Ken Mehlman, the former Republican National Committee chairman and campaign manager for George W. Bush's 2004 reelection bid, put a partisan cast on this issue in his coming-out interview with The Atlantic's Marc Ambinder. In private conversations over the past several years, Ambinder wrote, Mehlman "often wondered why gay voters never formed common cause with Republican opponents of Islamic jihad, which he called 'the greatest antigay force in the world right now.' " The question of whether Republicans are better than Democrats at fighting Islamic jihadism (or if such a question is even possible to answer) is a separate matter, but the advance of Islamic extremism is certainly something that gays should consider in forming their political worldview. Regardless of what one thinks about Mehlman, his latter-day embrace of the gay rights movement, or his views about the relative wisdom of Republican foreign policy, there can be no argument with his contention about the threat Islamic fundamentalism poses to gay people.
Afraid to criticize the tenets of a religion romanticized by the American left--whose practitioners are sympathetically viewed as the victims of U.S. imperialism and right-wing fearmongering--we gays have no such compunction about provoking conservative politicians and the Judeo-Christian religious community. Whenever people like Sarah Palin or Newt Gingrich--who have emerged as the most outspoken opponents of the mosque--open their mouths, gays and their allies in the liberal media condemn their bigotry and intolerance. Yet when the individual espousing views that fall short of the gay liberal threshold happens to be a Muslim, cries about fascism suddenly evaporate.
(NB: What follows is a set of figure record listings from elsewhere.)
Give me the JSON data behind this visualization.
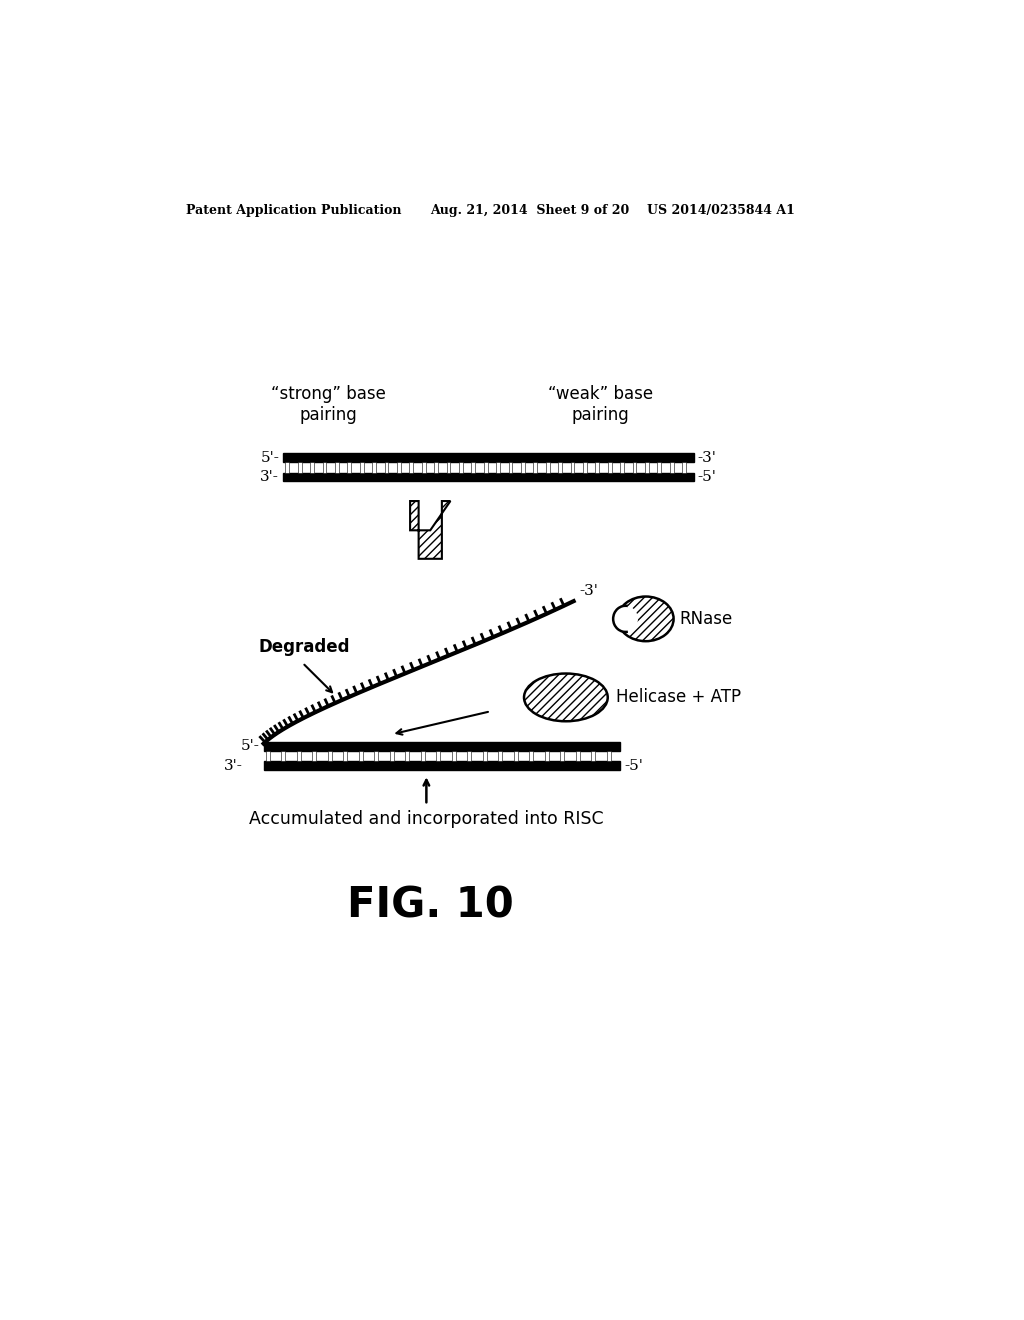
{
  "bg_color": "#ffffff",
  "header_left": "Patent Application Publication",
  "header_mid": "Aug. 21, 2014  Sheet 9 of 20",
  "header_right": "US 2014/0235844 A1",
  "fig_label": "FIG. 10",
  "label_strong": "“strong” base\npairing",
  "label_weak": "“weak” base\npairing",
  "label_degraded": "Degraded",
  "label_rnase": "RNase",
  "label_helicase": "Helicase + ATP",
  "label_accumulated": "Accumulated and incorporated into RISC"
}
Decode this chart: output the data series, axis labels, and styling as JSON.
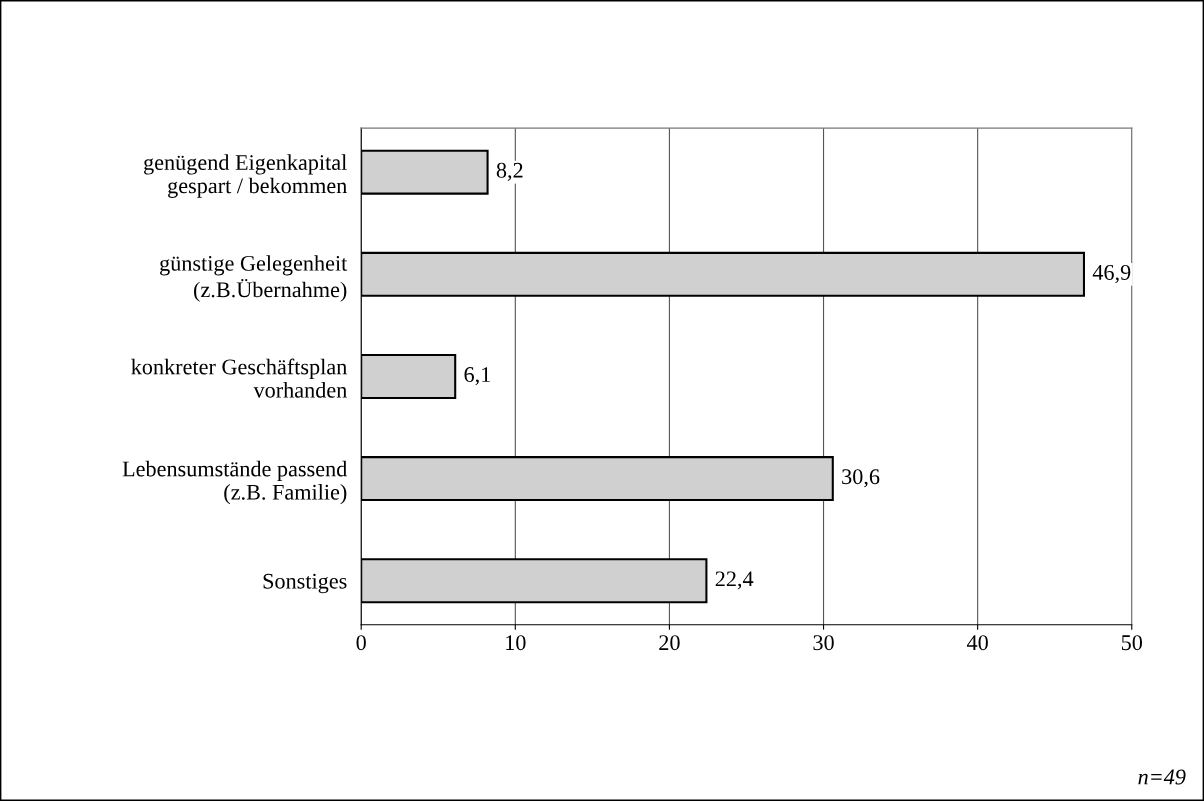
{
  "chart_data": {
    "type": "bar",
    "orientation": "horizontal",
    "categories": [
      "genügend Eigenkapital\ngespart / bekommen",
      "günstige Gelegenheit\n(z.B.Übernahme)",
      "konkreter Geschäftsplan\nvorhanden",
      "Lebensumstände passend\n(z.B. Familie)",
      "Sonstiges"
    ],
    "values": [
      8.2,
      46.9,
      6.1,
      30.6,
      22.4
    ],
    "value_labels": [
      "8,2",
      "46,9",
      "6,1",
      "30,6",
      "22,4"
    ],
    "color": "#d0d0d0",
    "xlim": [
      0,
      50
    ],
    "xticks": [
      0,
      10,
      20,
      30,
      40,
      50
    ],
    "grid": "x",
    "annotations": [
      "n=49"
    ]
  }
}
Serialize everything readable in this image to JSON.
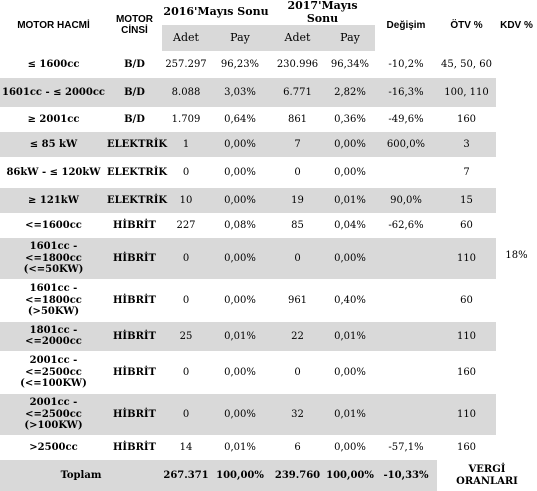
{
  "header": {
    "motor_hacmi": "MOTOR HACMİ",
    "motor_cinsi": "MOTOR CİNSİ",
    "year_2016": "2016'Mayıs Sonu",
    "year_2017": "2017'Mayıs Sonu",
    "degisim": "Değişim",
    "otv": "ÖTV %",
    "kdv": "KDV %",
    "adet": "Adet",
    "pay": "Pay"
  },
  "rows": [
    {
      "hacmi": "≤ 1600cc",
      "cinsi": "B/D",
      "adet16": "257.297",
      "pay16": "96,23%",
      "adet17": "230.996",
      "pay17": "96,34%",
      "degisim": "-10,2%",
      "otv": "45, 50, 60"
    },
    {
      "hacmi": "1601cc - ≤ 2000cc",
      "cinsi": "B/D",
      "adet16": "8.088",
      "pay16": "3,03%",
      "adet17": "6.771",
      "pay17": "2,82%",
      "degisim": "-16,3%",
      "otv": "100, 110"
    },
    {
      "hacmi": "≥ 2001cc",
      "cinsi": "B/D",
      "adet16": "1.709",
      "pay16": "0,64%",
      "adet17": "861",
      "pay17": "0,36%",
      "degisim": "-49,6%",
      "otv": "160"
    },
    {
      "hacmi": "≤ 85 kW",
      "cinsi": "ELEKTRİK",
      "adet16": "1",
      "pay16": "0,00%",
      "adet17": "7",
      "pay17": "0,00%",
      "degisim": "600,0%",
      "otv": "3"
    },
    {
      "hacmi": "86kW - ≤ 120kW",
      "cinsi": "ELEKTRİK",
      "adet16": "0",
      "pay16": "0,00%",
      "adet17": "0",
      "pay17": "0,00%",
      "degisim": "",
      "otv": "7"
    },
    {
      "hacmi": "≥ 121kW",
      "cinsi": "ELEKTRİK",
      "adet16": "10",
      "pay16": "0,00%",
      "adet17": "19",
      "pay17": "0,01%",
      "degisim": "90,0%",
      "otv": "15"
    },
    {
      "hacmi": "<=1600cc",
      "cinsi": "HİBRİT",
      "adet16": "227",
      "pay16": "0,08%",
      "adet17": "85",
      "pay17": "0,04%",
      "degisim": "-62,6%",
      "otv": "60"
    },
    {
      "hacmi": "1601cc - <=1800cc (<=50KW)",
      "cinsi": "HİBRİT",
      "adet16": "0",
      "pay16": "0,00%",
      "adet17": "0",
      "pay17": "0,00%",
      "degisim": "",
      "otv": "110"
    },
    {
      "hacmi": "1601cc - <=1800cc (>50KW)",
      "cinsi": "HİBRİT",
      "adet16": "0",
      "pay16": "0,00%",
      "adet17": "961",
      "pay17": "0,40%",
      "degisim": "",
      "otv": "60"
    },
    {
      "hacmi": "1801cc - <=2000cc",
      "cinsi": "HİBRİT",
      "adet16": "25",
      "pay16": "0,01%",
      "adet17": "22",
      "pay17": "0,01%",
      "degisim": "",
      "otv": "110"
    },
    {
      "hacmi": "2001cc - <=2500cc (<=100KW)",
      "cinsi": "HİBRİT",
      "adet16": "0",
      "pay16": "0,00%",
      "adet17": "0",
      "pay17": "0,00%",
      "degisim": "",
      "otv": "160"
    },
    {
      "hacmi": "2001cc - <=2500cc (>100KW)",
      "cinsi": "HİBRİT",
      "adet16": "0",
      "pay16": "0,00%",
      "adet17": "32",
      "pay17": "0,01%",
      "degisim": "",
      "otv": "110"
    },
    {
      "hacmi": ">2500cc",
      "cinsi": "HİBRİT",
      "adet16": "14",
      "pay16": "0,01%",
      "adet17": "6",
      "pay17": "0,00%",
      "degisim": "-57,1%",
      "otv": "160"
    }
  ],
  "kdv_value": "18%",
  "total": {
    "label": "Toplam",
    "adet16": "267.371",
    "pay16": "100,00%",
    "adet17": "239.760",
    "pay17": "100,00%",
    "degisim": "-10,33%",
    "vergi": "VERGİ ORANLARI"
  }
}
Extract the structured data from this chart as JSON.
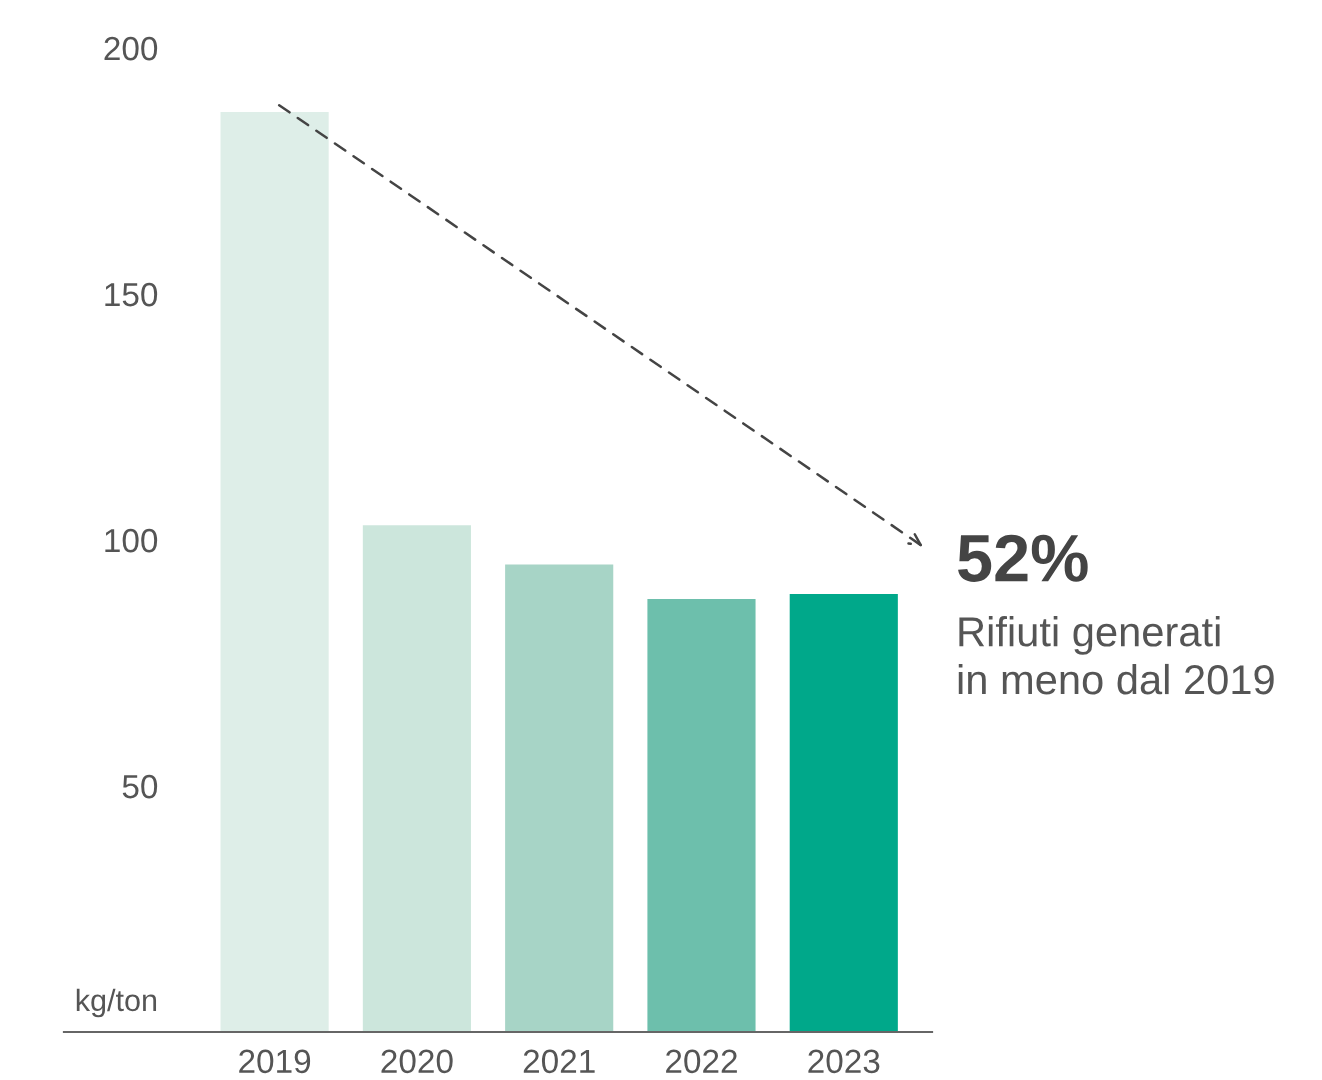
{
  "chart_data": {
    "type": "bar",
    "categories": [
      "2019",
      "2020",
      "2021",
      "2022",
      "2023"
    ],
    "values": [
      187,
      103,
      95,
      88,
      89
    ],
    "colors": [
      "#deeee8",
      "#cce6dc",
      "#a7d4c6",
      "#6dbfac",
      "#00a88a"
    ],
    "ylabel": "kg/ton",
    "ylim": [
      0,
      200
    ],
    "yticks": [
      50,
      100,
      150,
      200
    ],
    "grid": false,
    "annotations": [
      "52%",
      "Rifiuti generati\nin meno dal 2019"
    ]
  }
}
As Commentary's Abe Greenwald aptly put it, "Liberals who two years ago abandoned their humdrum lives to become career alarmists about Sarah Palin's Pentecostalism now wish to be taken seriously as misty-eyed champions of America's tolerance of diverse faiths."
It used to be that provocation was seen as a positive trait, especially in the gay community. From Oscar Wilde to Larry Kramer, gay people have always been trendsetters, sometimes needlessly outrageous but nevertheless often ahead of their time. There's still an appreciation for the artistically outre--just look at the success of Lady Gaga. But her provocation titillates; it doesn't stimulate. The same goes for much of the political discourse among gays today, which assumes that posing for glamorous photo shoots with duct tape over one's mouth and the phrase "No H8" painted on one's cheek is a courageous statement. It says something about the stunted state of gay activism that it's taken a puerile Fox News host to be doing the work that gay people should be doing themselves.